4.26.2013

The moon and the stars

Many people know that while I absolutely adore my daughter, she has not always been the easiest child to parent.  I love her all the way to the moon and stars and back one hundred million times (one of our bedtime expressions of love).  But she can test every limit of my patience and push me to the brink of parenting disaster in ways that I cannot even describe.  And she's only six years old.

In preschool she had a number of rough patches with behavior issues.  We had tantrums that rivaled anything I'd ever seen.  John had tantrums too at that age, but with the exception of when he had been on a steroid medication, they were all very age appropriate and typical.  No concerns.  But Kara on the other hand....  We coped as best we could.  We managed to get through them.  It wasn't pretty.  But we survived.  Until we weren't managing them as best we could.  And I could feel us all losing ourselves in her tantrums.  It became a problem.  A big problem.  As I've heard therapists say, it was causing a major disruption in our normal lives.  That's the turning point.  That was the point at which we decided to seek help.

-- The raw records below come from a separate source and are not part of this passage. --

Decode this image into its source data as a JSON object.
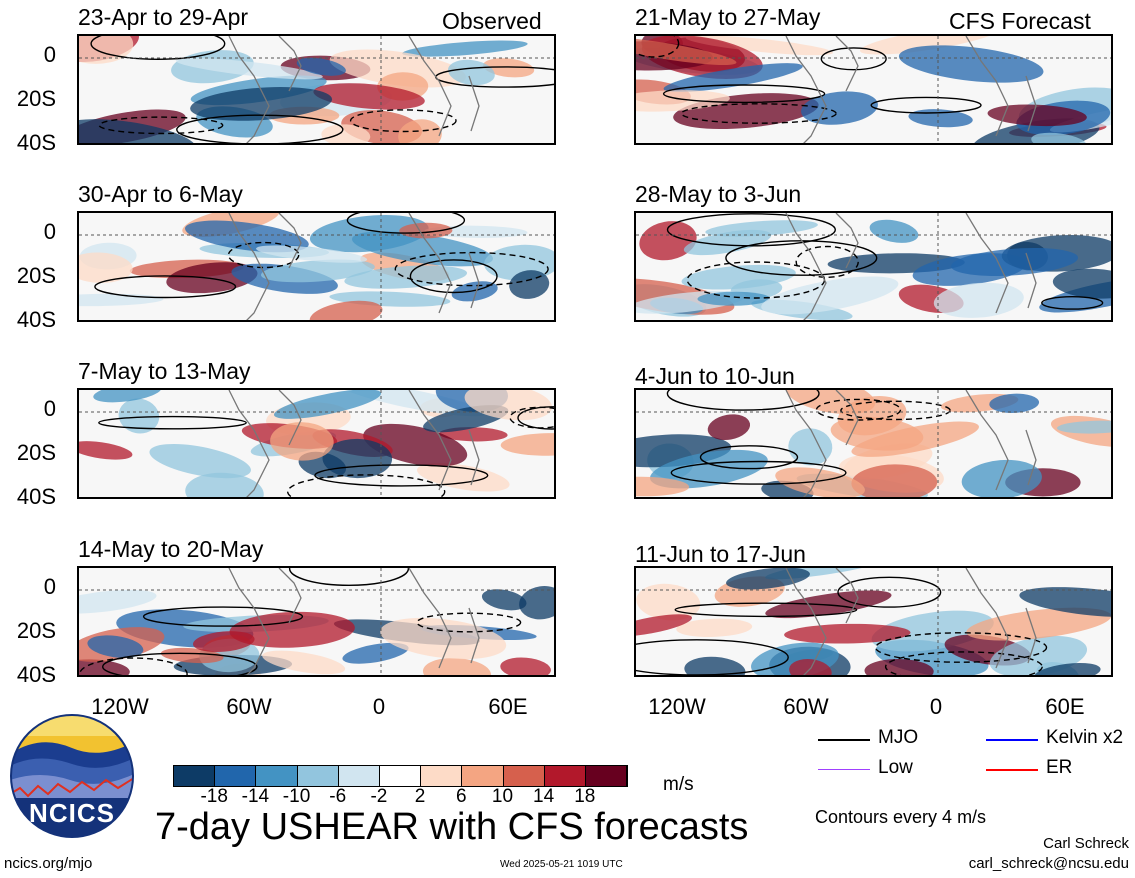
{
  "figure": {
    "title": "7-day USHEAR with CFS forecasts",
    "units": "m/s",
    "contour_note": "Contours every 4 m/s",
    "observed_label": "Observed",
    "forecast_label": "CFS Forecast",
    "author": "Carl Schreck",
    "email": "carl_schreck@ncsu.edu",
    "site": "ncics.org/mjo",
    "timestamp": "Wed 2025-05-21 1019 UTC",
    "logo_text": "NCICS"
  },
  "legend": [
    {
      "label": "MJO",
      "color": "#000000"
    },
    {
      "label": "Kelvin x2",
      "color": "#0000ff"
    },
    {
      "label": "Low",
      "color": "#a040ff"
    },
    {
      "label": "ER",
      "color": "#ff0000"
    }
  ],
  "colorbar": {
    "colors": [
      "#0d3b66",
      "#2166ac",
      "#4393c3",
      "#92c5de",
      "#d1e5f0",
      "#ffffff",
      "#fddbc7",
      "#f4a582",
      "#d6604d",
      "#b2182b",
      "#67001f"
    ],
    "labels": [
      "-18",
      "-14",
      "-10",
      "-6",
      "-2",
      "2",
      "6",
      "10",
      "14",
      "18"
    ]
  },
  "chart_data": {
    "type": "heatmap",
    "variable": "USHEAR",
    "y_axis": {
      "ticks": [
        "0",
        "20S",
        "40S"
      ]
    },
    "x_axis": {
      "ticks": [
        "120W",
        "60W",
        "0",
        "60E"
      ]
    },
    "panels": [
      {
        "column": "observed",
        "title": "23-Apr to 29-Apr"
      },
      {
        "column": "observed",
        "title": "30-Apr to 6-May"
      },
      {
        "column": "observed",
        "title": "7-May to 13-May"
      },
      {
        "column": "observed",
        "title": "14-May to 20-May"
      },
      {
        "column": "forecast",
        "title": "21-May to 27-May"
      },
      {
        "column": "forecast",
        "title": "28-May to 3-Jun"
      },
      {
        "column": "forecast",
        "title": "4-Jun to 10-Jun"
      },
      {
        "column": "forecast",
        "title": "11-Jun to 17-Jun"
      }
    ]
  }
}
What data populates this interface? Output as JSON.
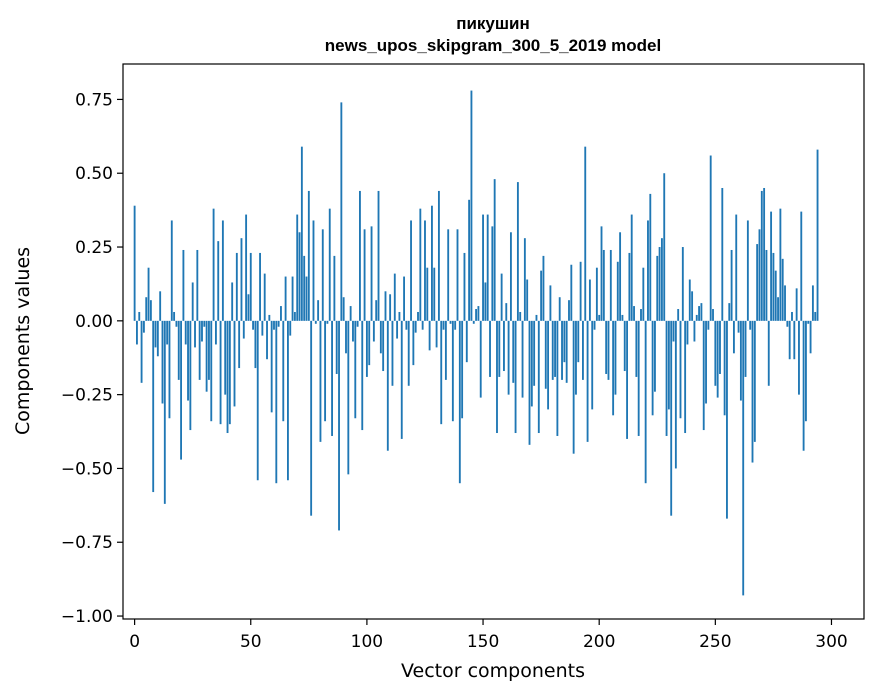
{
  "chart_data": {
    "type": "bar",
    "title": "пикушин",
    "subtitle": "news_upos_skipgram_300_5_2019 model",
    "xlabel": "Vector components",
    "ylabel": "Components values",
    "xlim": [
      -5,
      314
    ],
    "ylim": [
      -1.01,
      0.87
    ],
    "xticks": [
      0,
      50,
      100,
      150,
      200,
      250,
      300
    ],
    "yticks": [
      0.75,
      0.5,
      0.25,
      0.0,
      -0.25,
      -0.5,
      -0.75,
      -1.0
    ],
    "ytick_labels": [
      "0.75",
      "0.50",
      "0.25",
      "0.00",
      "−0.25",
      "−0.50",
      "−0.75",
      "−1.00"
    ],
    "grid": false,
    "bar_color": "#1f77b4",
    "x": "0..299 (component index)",
    "values": [
      0.39,
      -0.08,
      0.03,
      -0.21,
      -0.04,
      0.08,
      0.18,
      0.07,
      -0.58,
      -0.09,
      -0.12,
      0.1,
      -0.28,
      -0.62,
      -0.08,
      -0.33,
      0.34,
      0.03,
      -0.02,
      -0.2,
      -0.47,
      0.24,
      -0.08,
      -0.27,
      -0.37,
      0.13,
      -0.09,
      0.24,
      -0.2,
      -0.07,
      -0.02,
      -0.24,
      -0.2,
      -0.34,
      0.38,
      -0.08,
      0.27,
      -0.35,
      0.34,
      -0.25,
      -0.38,
      -0.35,
      0.13,
      -0.29,
      0.23,
      -0.16,
      0.28,
      -0.06,
      0.36,
      0.09,
      0.23,
      -0.03,
      -0.16,
      -0.54,
      0.23,
      -0.05,
      0.16,
      -0.13,
      0.02,
      -0.31,
      -0.03,
      -0.55,
      -0.02,
      0.05,
      -0.34,
      0.15,
      -0.54,
      -0.05,
      0.15,
      0.03,
      0.36,
      0.3,
      0.59,
      0.22,
      0.15,
      0.44,
      -0.66,
      0.34,
      -0.01,
      0.07,
      -0.41,
      0.31,
      -0.34,
      -0.01,
      0.38,
      -0.39,
      0.22,
      -0.18,
      -0.71,
      0.74,
      0.08,
      -0.11,
      -0.52,
      0.05,
      -0.07,
      -0.33,
      -0.02,
      0.44,
      -0.37,
      0.31,
      -0.19,
      -0.15,
      0.32,
      -0.07,
      0.07,
      0.44,
      -0.11,
      -0.17,
      0.1,
      -0.44,
      0.09,
      -0.22,
      0.16,
      -0.06,
      0.03,
      -0.4,
      0.15,
      -0.03,
      -0.22,
      0.34,
      -0.15,
      -0.04,
      0.03,
      0.38,
      -0.03,
      0.34,
      0.18,
      -0.1,
      0.39,
      0.18,
      -0.09,
      0.44,
      -0.35,
      -0.03,
      -0.2,
      0.31,
      -0.01,
      -0.34,
      -0.03,
      0.31,
      -0.55,
      -0.33,
      0.23,
      -0.14,
      0.41,
      0.78,
      -0.01,
      0.04,
      0.05,
      -0.26,
      0.36,
      0.13,
      0.36,
      -0.19,
      0.32,
      0.48,
      -0.38,
      -0.19,
      0.16,
      -0.17,
      0.06,
      -0.25,
      0.3,
      -0.21,
      -0.38,
      0.47,
      0.03,
      -0.26,
      0.28,
      0.14,
      -0.42,
      -0.29,
      -0.22,
      0.02,
      -0.38,
      0.17,
      0.22,
      -0.23,
      -0.3,
      0.12,
      -0.2,
      -0.19,
      -0.39,
      0.08,
      -0.2,
      -0.14,
      -0.21,
      0.07,
      0.19,
      -0.45,
      -0.25,
      -0.14,
      0.2,
      -0.2,
      0.59,
      -0.41,
      0.14,
      -0.3,
      -0.03,
      0.18,
      0.02,
      0.32,
      0.24,
      -0.18,
      -0.2,
      0.24,
      -0.32,
      -0.25,
      0.2,
      0.3,
      0.02,
      -0.17,
      -0.4,
      0.23,
      0.36,
      0.05,
      -0.19,
      -0.39,
      0.04,
      0.18,
      -0.55,
      0.34,
      0.43,
      -0.32,
      -0.24,
      0.22,
      0.25,
      0.28,
      0.5,
      -0.39,
      -0.3,
      -0.66,
      -0.07,
      -0.5,
      0.04,
      -0.33,
      0.25,
      -0.38,
      -0.08,
      0.14,
      0.1,
      -0.07,
      0.02,
      0.05,
      0.06,
      -0.37,
      -0.28,
      -0.03,
      0.56,
      0.04,
      -0.22,
      -0.26,
      -0.18,
      0.45,
      -0.32,
      -0.67,
      0.06,
      0.24,
      -0.11,
      0.36,
      -0.04,
      -0.27,
      -0.93,
      -0.19,
      0.34,
      -0.03,
      -0.48,
      -0.41,
      0.26,
      0.31,
      0.44,
      0.45,
      0.24,
      -0.22,
      0.37,
      0.23,
      0.17,
      0.08,
      0.38,
      0.21,
      0.12,
      -0.02,
      -0.13,
      0.03,
      -0.13,
      0.11,
      -0.25,
      0.37,
      -0.44,
      -0.34,
      -0.01,
      -0.11,
      0.12,
      0.03,
      0.58
    ]
  }
}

First stop, the pediatrician.  By then of course, we already had some ideas of what the issues could be.  Not autism, but other developmental issues, learning issues, ADHD, executive function issues, all kinds of problems were circling in my worried brain.  After a lengthy meeting with the pediatrician, she ordered a full gamut of blood tests, which I was convinced were overkill and not going to give us any answers.  She clearly wasn't sure about it either, but wanted to start there.  She seemed focused on the possibility of the behavior problems being related to Restless Leg Syndrome.  Really?  No. Way.  I was a bit frustrated at her suggestion.  How could my rock star sleeper child be a victim of RLS?  Didn't make sense to me.  At all.

So we moved forward and did the bloodwork.  Which was AWFUL.  Kara screamed.  And thrashed.  And sobbed.  It took three nurses and me to hold her still and the lab tech to draw the blood.  It was horrible.  For her and for me.  But we survived.

And sure enough, the one test that showed an issue was her iron levels, and thus a diagnosis of RLS.  Well, yes, once the results came back it started to make more sense to me.  She is one of the most picky eaters I have ever known.  She eats virtually no vegetables.  We are vegetarian, so she doesn't get a lot of meat.  I avoid iron in their multivitamin as she has always been very prone to constipation.  Yes, I imagine her iron levels would be extremely low!  And they were.  So we started a chewable iron vitamin, four tablets per day.

That was almost a year ago.  My daughter is now almost a completely different child.  She still has the occasional tantrum.  What six year old doesn't?  But she is happy.  She is funny.  She can go along with things that she's not always so happy about without having a major day-stopping meltdown.  She still does require more sleep than her brother, but now we know she's getting good QUALITY sleep.  We went on vacation over spring break with another family for the third year in a row.  After the trip, as I reflected on the week, I realized that she had been the best behaved child on the trip!  I have never been able to say that about her.  Ever.  I was so proud of her.  And so thankful that life has gotten so much better for her.

She is a little ray of sunshine when she is happy.  Her smile can melt my heart and her laugh is positively contagious.  Who knew that iron vitamins could make such a difference for our family and for her?  Not me.  But I thank my lucky stars every day now that we do know.  Because I love her and her smile and her laugh all the way to the moon and the stars a hundred million times.